Denunciada pelo artigo 133, parágrafo 2º do Código Penal, a mulher teve o pedido de absolvição sumária negado pelo Tribunal de Justiça de Pernambuco (TJPE), corte em que impetrou inicialmente o habeas corpus. No recurso endereçado ao STJ, sustentou que o crime de abandono de incapaz – uma criança de cinco anos – seria um crime de perigo concreto, o que dependeria de um juízo de probabilidade.

Narrou que o incapaz “furtou-se aos seus cuidados”, o que comprometeria a tipificação do delito, pois não estaria caracterizado o dolo, essencial para este crime. E alegou que a condenação pelo resultado danoso corresponderia à responsabilização penal objetiva, razão pela qual pediu subsidiariamente o afastamento da tipificação qualificada (resultado morte), pois se trataria de um evento objetivamente imprevisível.

Em voto-vista, o ministro Joel Paciornik divergiu do relator, ministro João Otávio de Noronha, que votou pelo trancamento da ação. Paciornik observou que o pedido da defesa de reconhecimento de atipicidade ou de desclassificação contesta a narrativa da denúncia com argumentos que invadem o mérito da ação penal.

O magistrado entendeu que, para concluir pela carência de justa causa, seria necessário o aprofundamento da análise dos elementos de convicção, pois o quadro descrito não revela com clareza o que foi sustentado pela defesa – a pretensa inexistência do dolo, o comprometimento do matricial dever de assistência, a improbabilidade do perigo decorrente da omissão e a imprevisibilidade objetiva do resultado culposo.

“Uma cautelosa instrução judicial, em respeito ao princípio do contraditório e, inclusive, como forma de evitar a supressão de instância, garantirá à paciente a possibilidade de desconstruir a tese ministerial, ou, ao menos, incutir dúvida razoável no juízo natural da causa ao ensejo do crivo prospetivo da decisão de mérito”, destacou Paciornik.

O ministro citou precedente de sua relatoria, julgado em 2017, em que a turma concluiu que o habeas corpus não é a via adequada para a análise do dolo na omissão ou da impossibilidade de impedir o resultado. “A análise do elemento subjetivo do tipo demandaria revolvimento fático-probatório incabível no procedimento célere do habeas corpus”, registrou a decisão.

Em outro ponto, a defesa pretendia a isenção da responsabilidade penal sob a alegação de que houve comprometimento do dever de assistência em virtude do comportamento da própria vítima.
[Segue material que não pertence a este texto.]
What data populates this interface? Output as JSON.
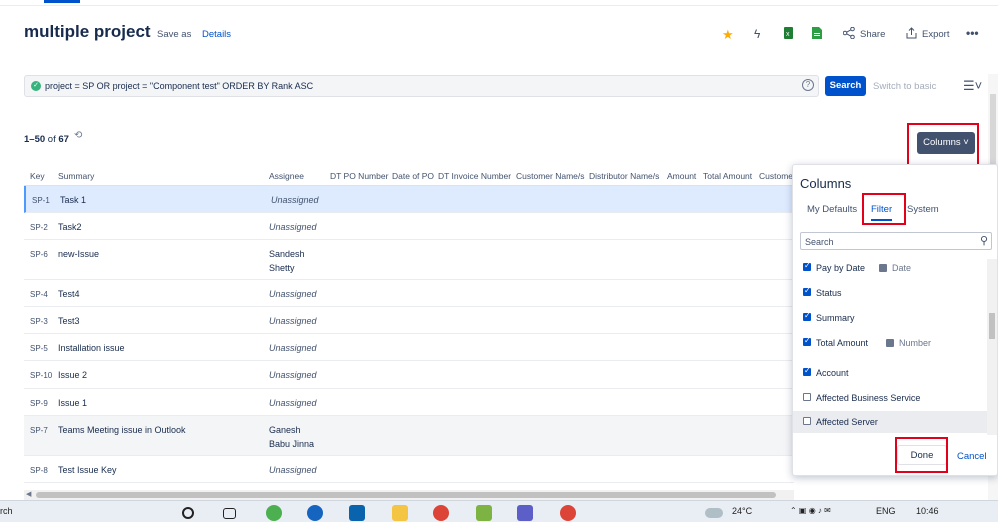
{
  "header": {
    "title": "multiple project",
    "save_as": "Save as",
    "details": "Details",
    "share": "Share",
    "export": "Export"
  },
  "search": {
    "query": "project = SP OR project = \"Component test\" ORDER BY Rank ASC",
    "search_button": "Search",
    "switch_label": "Switch to basic"
  },
  "results": {
    "range": "1–50",
    "of_label": "of",
    "total": "67",
    "columns_button": "Columns ˅"
  },
  "table": {
    "headers": [
      "Key",
      "Summary",
      "Assignee",
      "DT PO Number",
      "Date of PO",
      "DT Invoice Number",
      "Customer Name/s",
      "Distributor Name/s",
      "Amount",
      "Total Amount",
      "Custome"
    ],
    "rows": [
      {
        "key": "SP-1",
        "summary": "Task 1",
        "assignee": "Unassigned",
        "assignee2": ""
      },
      {
        "key": "SP-2",
        "summary": "Task2",
        "assignee": "Unassigned",
        "assignee2": ""
      },
      {
        "key": "SP-6",
        "summary": "new-Issue",
        "assignee": "Sandesh",
        "assignee2": "Shetty"
      },
      {
        "key": "SP-4",
        "summary": "Test4",
        "assignee": "Unassigned",
        "assignee2": ""
      },
      {
        "key": "SP-3",
        "summary": "Test3",
        "assignee": "Unassigned",
        "assignee2": ""
      },
      {
        "key": "SP-5",
        "summary": "Installation issue",
        "assignee": "Unassigned",
        "assignee2": ""
      },
      {
        "key": "SP-10",
        "summary": "Issue 2",
        "assignee": "Unassigned",
        "assignee2": ""
      },
      {
        "key": "SP-9",
        "summary": "Issue 1",
        "assignee": "Unassigned",
        "assignee2": ""
      },
      {
        "key": "SP-7",
        "summary": "Teams Meeting issue in Outlook",
        "assignee": "Ganesh",
        "assignee2": "Babu Jinna"
      },
      {
        "key": "SP-8",
        "summary": "Test Issue Key",
        "assignee": "Unassigned",
        "assignee2": ""
      }
    ]
  },
  "columns_popup": {
    "title": "Columns",
    "tabs": [
      "My Defaults",
      "Filter",
      "System"
    ],
    "active_tab": "Filter",
    "search_placeholder": "Search",
    "items": [
      {
        "label": "Pay by Date",
        "checked": true,
        "type": "Date"
      },
      {
        "label": "Status",
        "checked": true,
        "type": ""
      },
      {
        "label": "Summary",
        "checked": true,
        "type": ""
      },
      {
        "label": "Total Amount",
        "checked": true,
        "type": "Number"
      },
      {
        "label": "Account",
        "checked": true,
        "type": ""
      },
      {
        "label": "Affected Business Service",
        "checked": false,
        "type": ""
      },
      {
        "label": "Affected Server",
        "checked": false,
        "type": ""
      }
    ],
    "done": "Done",
    "cancel": "Cancel"
  },
  "taskbar": {
    "search_text": "rch",
    "weather": "24°C",
    "language": "ENG",
    "clock": "10:46"
  },
  "colors": {
    "accent": "#0052cc",
    "annotation_red": "#e3001b",
    "columns_button": "#42526e"
  }
}
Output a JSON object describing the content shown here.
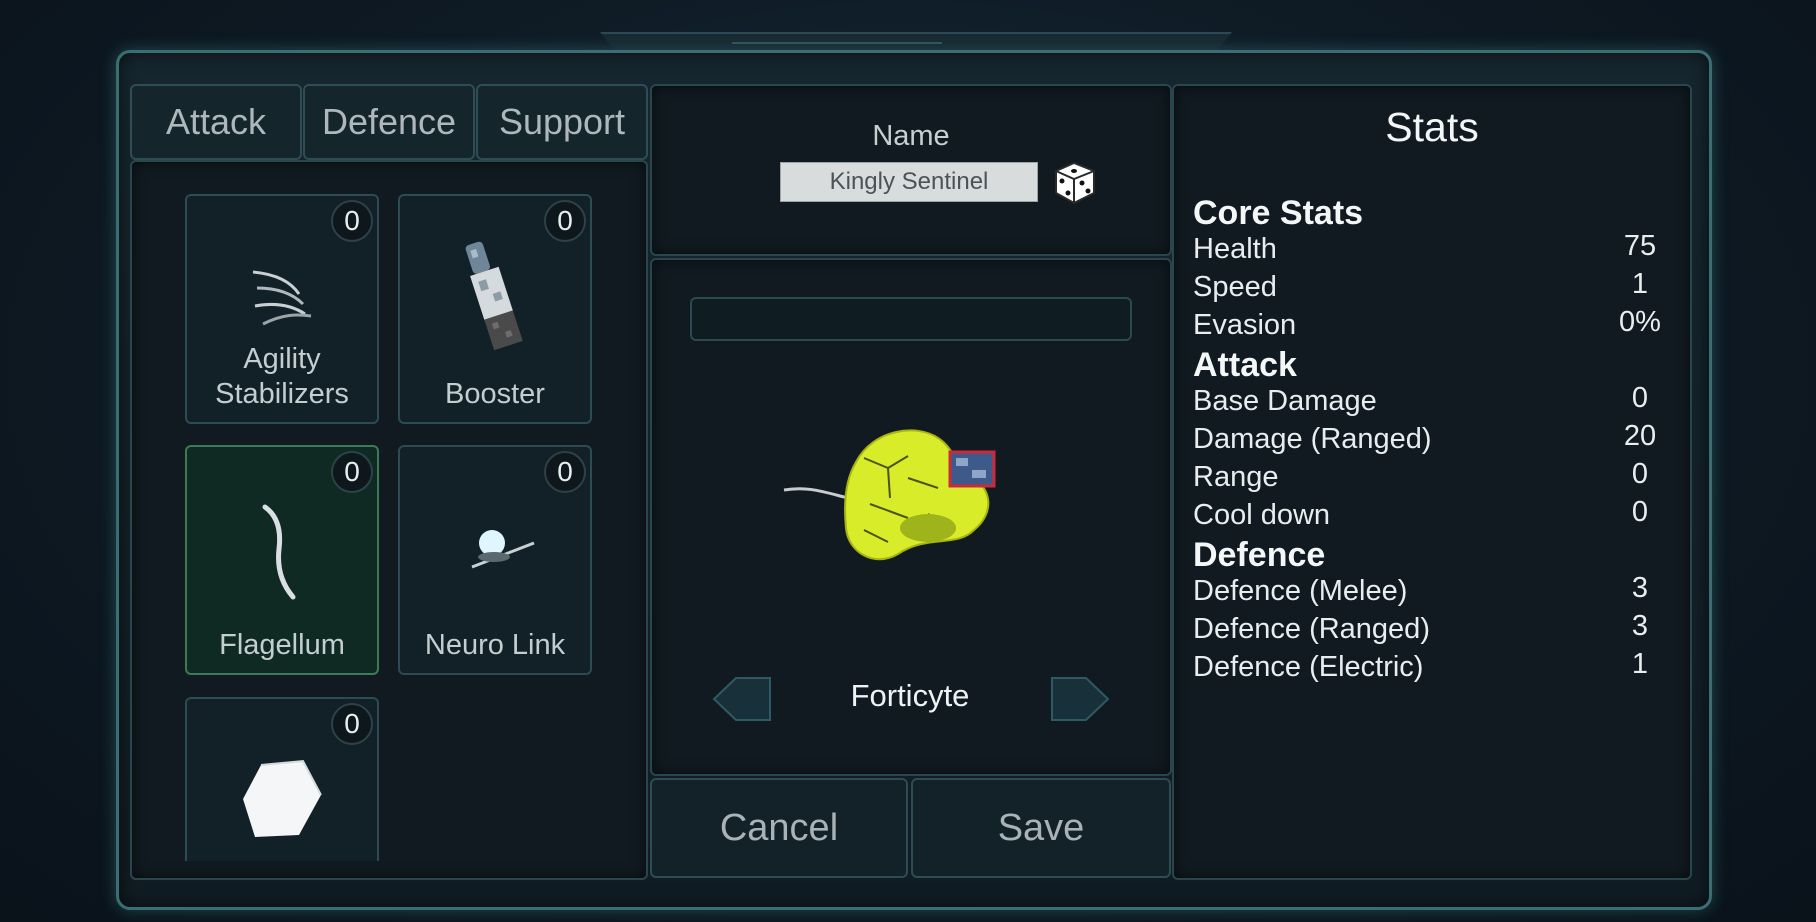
{
  "tabs": [
    "Attack",
    "Defence",
    "Support"
  ],
  "parts": [
    {
      "label": "Agility Stabilizers",
      "count": "0",
      "icon": "claws-icon"
    },
    {
      "label": "Booster",
      "count": "0",
      "icon": "booster-icon"
    },
    {
      "label": "Flagellum",
      "count": "0",
      "icon": "flagellum-icon",
      "selected": true
    },
    {
      "label": "Neuro Link",
      "count": "0",
      "icon": "neuro-link-icon"
    },
    {
      "label": "",
      "count": "0",
      "icon": "cube-icon"
    }
  ],
  "name": {
    "label": "Name",
    "value": "Kingly Sentinel"
  },
  "species": "Forticyte",
  "buttons": {
    "cancel": "Cancel",
    "save": "Save"
  },
  "stats": {
    "title": "Stats",
    "sections": [
      {
        "heading": "Core Stats",
        "rows": [
          {
            "label": "Health",
            "value": "75"
          },
          {
            "label": "Speed",
            "value": "1"
          },
          {
            "label": "Evasion",
            "value": "0%"
          }
        ]
      },
      {
        "heading": "Attack",
        "rows": [
          {
            "label": "Base Damage",
            "value": "0"
          },
          {
            "label": "Damage (Ranged)",
            "value": "20"
          },
          {
            "label": "Range",
            "value": "0"
          },
          {
            "label": "Cool down",
            "value": "0"
          }
        ]
      },
      {
        "heading": "Defence",
        "rows": [
          {
            "label": "Defence (Melee)",
            "value": "3"
          },
          {
            "label": "Defence (Ranged)",
            "value": "3"
          },
          {
            "label": "Defence (Electric)",
            "value": "1"
          }
        ]
      }
    ]
  },
  "colors": {
    "accent": "#3a6e73",
    "creature": "#d8ec2a",
    "selected_card": "#0f2a22"
  }
}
Suscitou a tese de inocência a partir do argumento de que não haveria abandono no sentido jurídico-penal “se o próprio beneficiário da assistência se subtrai a esta, de espontânea iniciativa, pouco importando que o obrigado à assistência não vá a seu encalço”.

O ministro Paciornik observou que ao garante é imposto o dever de impedir o resultado. O artigo 13, parágrafo 2º, do Código Penal descreve que a omissão ocorrida quando a pessoa devia ou podia ter agido para evitar o resultado é penalmente relevante, uma vez que a denunciada assumiu a responsabilidade do dever de assistência à vítima. O magistrado acrescentou que a doutrina reavaliou o instituto, de forma a retratar todas as hipóteses geradoras da posição de garantidor. Nela se integra a “assunção, por parte de alguém, de uma função protetiva unilateral ou bilateral, que, independentemente de um contrato formal, conduza a que se lhe confie a proteção do bem jurídico”.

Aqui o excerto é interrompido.